Quick surmise: probably not.

Reason: look at the record.

Shanahan is a dictatorial type, which can wear out an organization. Reid is collegial and inclusive, which does not. That is a part of this. More, though, look at the simple numbers.

Yes, Shanahan won two Super Bowls with John Elway. But it was a long, long time ago now. In the last 10 seasons, the Broncos made the playoffs four times and won exactly one playoff game. In the last 10 years, the Eagles have made the playoffs seven times and won eight playoff games, with the tenth season still not finished. In the last three years, Shanahan has made zero playoff appearances and has collapsed late in seasons, including blowing a three-game lead in the AFC West this season with three games to play. Reid, meanwhile, has seen his team fight to the end in each of the last three seasons and come from behind to make the playoffs twice.

In other words, the two situations ain't the same thing at all.

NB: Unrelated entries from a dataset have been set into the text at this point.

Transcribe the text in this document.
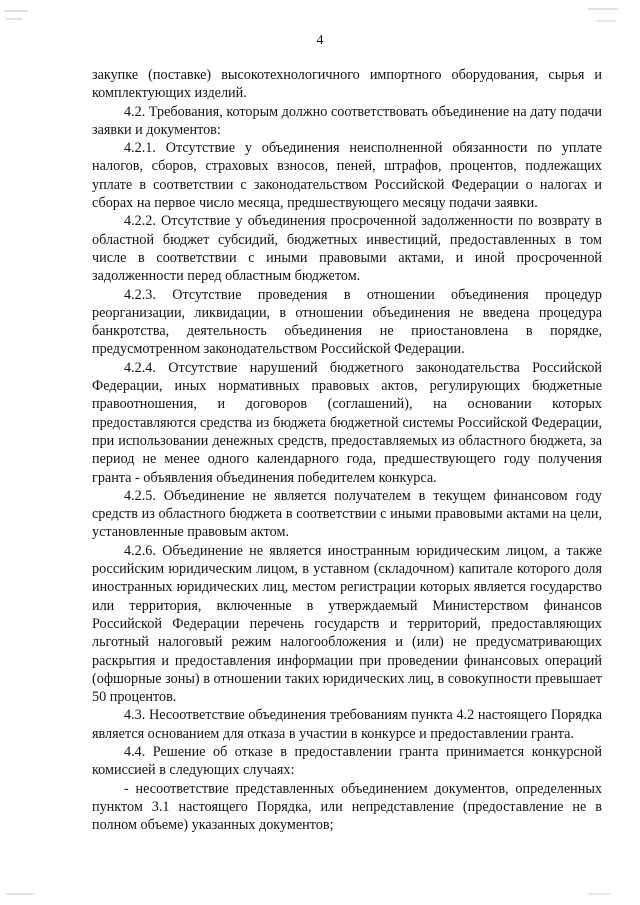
4

закупке (поставке) высокотехнологичного импортного оборудования, сырья и комплектующих изделий.

4.2. Требования, которым должно соответствовать объединение на дату подачи заявки и документов:

4.2.1. Отсутствие у объединения неисполненной обязанности по уплате налогов, сборов, страховых взносов, пеней, штрафов, процентов, подлежащих уплате в соответствии с законодательством Российской Федерации о налогах и сборах на первое число месяца, предшествующего месяцу подачи заявки.

4.2.2. Отсутствие у объединения просроченной задолженности по возврату в областной бюджет субсидий, бюджетных инвестиций, предоставленных в том числе в соответствии с иными правовыми актами, и иной просроченной задолженности перед областным бюджетом.

4.2.3. Отсутствие проведения в отношении объединения процедур реорганизации, ликвидации, в отношении объединения не введена процедура банкротства, деятельность объединения не приостановлена в порядке, предусмотренном законодательством Российской Федерации.

4.2.4. Отсутствие нарушений бюджетного законодательства Российской Федерации, иных нормативных правовых актов, регулирующих бюджетные правоотношения, и договоров (соглашений), на основании которых предоставляются средства из бюджета бюджетной системы Российской Федерации, при использовании денежных средств, предоставляемых из областного бюджета, за период не менее одного календарного года, предшествующего году получения гранта - объявления объединения победителем конкурса.

4.2.5. Объединение не является получателем в текущем финансовом году средств из областного бюджета в соответствии с иными правовыми актами на цели, установленные правовым актом.

4.2.6. Объединение не является иностранным юридическим лицом, а также российским юридическим лицом, в уставном (складочном) капитале которого доля иностранных юридических лиц, местом регистрации которых является государство или территория, включенные в утверждаемый Министерством финансов Российской Федерации перечень государств и территорий, предоставляющих льготный налоговый режим налогообложения и (или) не предусматривающих раскрытия и предоставления информации при проведении финансовых операций (офшорные зоны) в отношении таких юридических лиц, в совокупности превышает 50 процентов.

4.3. Несоответствие объединения требованиям пункта 4.2 настоящего Порядка является основанием для отказа в участии в конкурсе и предоставлении гранта.

4.4. Решение об отказе в предоставлении гранта принимается конкурсной комиссией в следующих случаях:

- несоответствие представленных объединением документов, определенных пунктом 3.1 настоящего Порядка, или непредставление (предоставление не в полном объеме) указанных документов;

If there is a lesson in the Shanahan thing, it is that nobody has a job forever. But we already knew that. In the last 10 years, though, there really is no comparison with Reid.

Meanwhile, Stefan Fatsis -- who spent a training camp with the Broncos as a kicker and wrote an insightful book about it, "A Few Seconds of Panic" -- had this take in an email:

Count me among the shocked. Bowlen once described his relationship with Shanahan to me as a marriage. Before the 2007 season, when he extended Shanahan's contract through 2011, Bowlen told me: "He might as well know that I have the faith in him until he and I both agree it's probably the end of his coaching career." The owner deferred to Shanahan on just about every internal football decision, on and off the field, like sacking the GM who was with the team for 16 years, Ted Sundquist, after a season that could hardly have been blamed on the front office.

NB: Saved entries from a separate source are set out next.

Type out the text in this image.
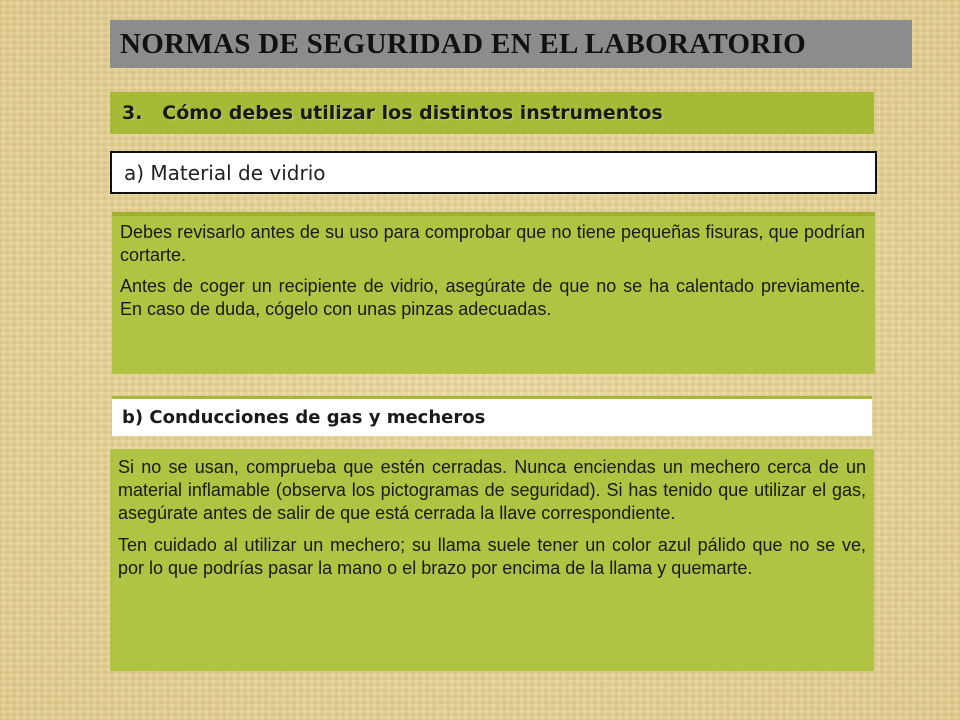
NORMAS DE SEGURIDAD EN EL LABORATORIO
3.   Cómo debes utilizar los distintos instrumentos
a) Material de vidrio

Debes revisarlo antes de su uso para comprobar que no tiene pequeñas fisuras, que podrían cortarte.

Antes de coger un recipiente de vidrio, asegúrate de que no se ha calentado previamente. En caso de duda, cógelo con unas pinzas adecuadas.

b) Conducciones de gas y mecheros

Si no se usan, comprueba que estén cerradas. Nunca enciendas un mechero cerca de un material inflamable (observa los pictogramas de seguridad). Si has tenido que utilizar el gas, asegúrate antes de salir de que está cerrada la llave correspondiente.

Ten cuidado al utilizar un mechero; su llama suele tener un color azul pálido que no se ve, por lo que podrías pasar la mano o el brazo por encima de la llama y quemarte.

Some people in Denver viewed their relationship as too one way, that Shanny had Pat's number. But Bowlen's no pushover, and no fool. He doesn't make decisions to respond to public pressure; he is justifiably proud of the competent operational systems that he and Shanahan imposed over the years; and he understands as well as any owner I've ever met in any sport that operating a professional franchise is a fickle endeavor, that success is cyclical, especially in a league like the NFL, and dependent on too many outside factors. (Look at how many injuries the Broncos suffered this season.)

I haven't spoken to either Bowlen or Shanahan, but I'd be surprised if something didn't flip in their relationship, or if Bowlen didn't just conclude that the franchises's long-term business (and football) prospects would be improved by a change. But this isn't your garden-variety firing. Shanahan is no Mangenius anymore, some young, disposable coach. Love him or hate him -- and fans do both, of course -- he's an institution in Denver.

Players and executives griped about Shanahan's omniscience, about his entrenched habits and routines, but I never once heard anyone question his abilities as an organizer and a coach. There was a fundamental belief, even a cockiness, that the Broncos had figured out how to make an NFL organization operate efficiently and effectively, that the team wouldn't win every year but it wouldn't embarrass itself if it didn't. But after three really bad seasons in a row -- a run that I think began with the benching of Jake Plummer when the Broncos were 7-4 in 2006, but that's just me -- the Teflon may have worn off. I wouldn't say Mike Shanahan was the Great and Mighty Wizard, but he certainly stopped looking quite so invincible, maybe even to Bowlen.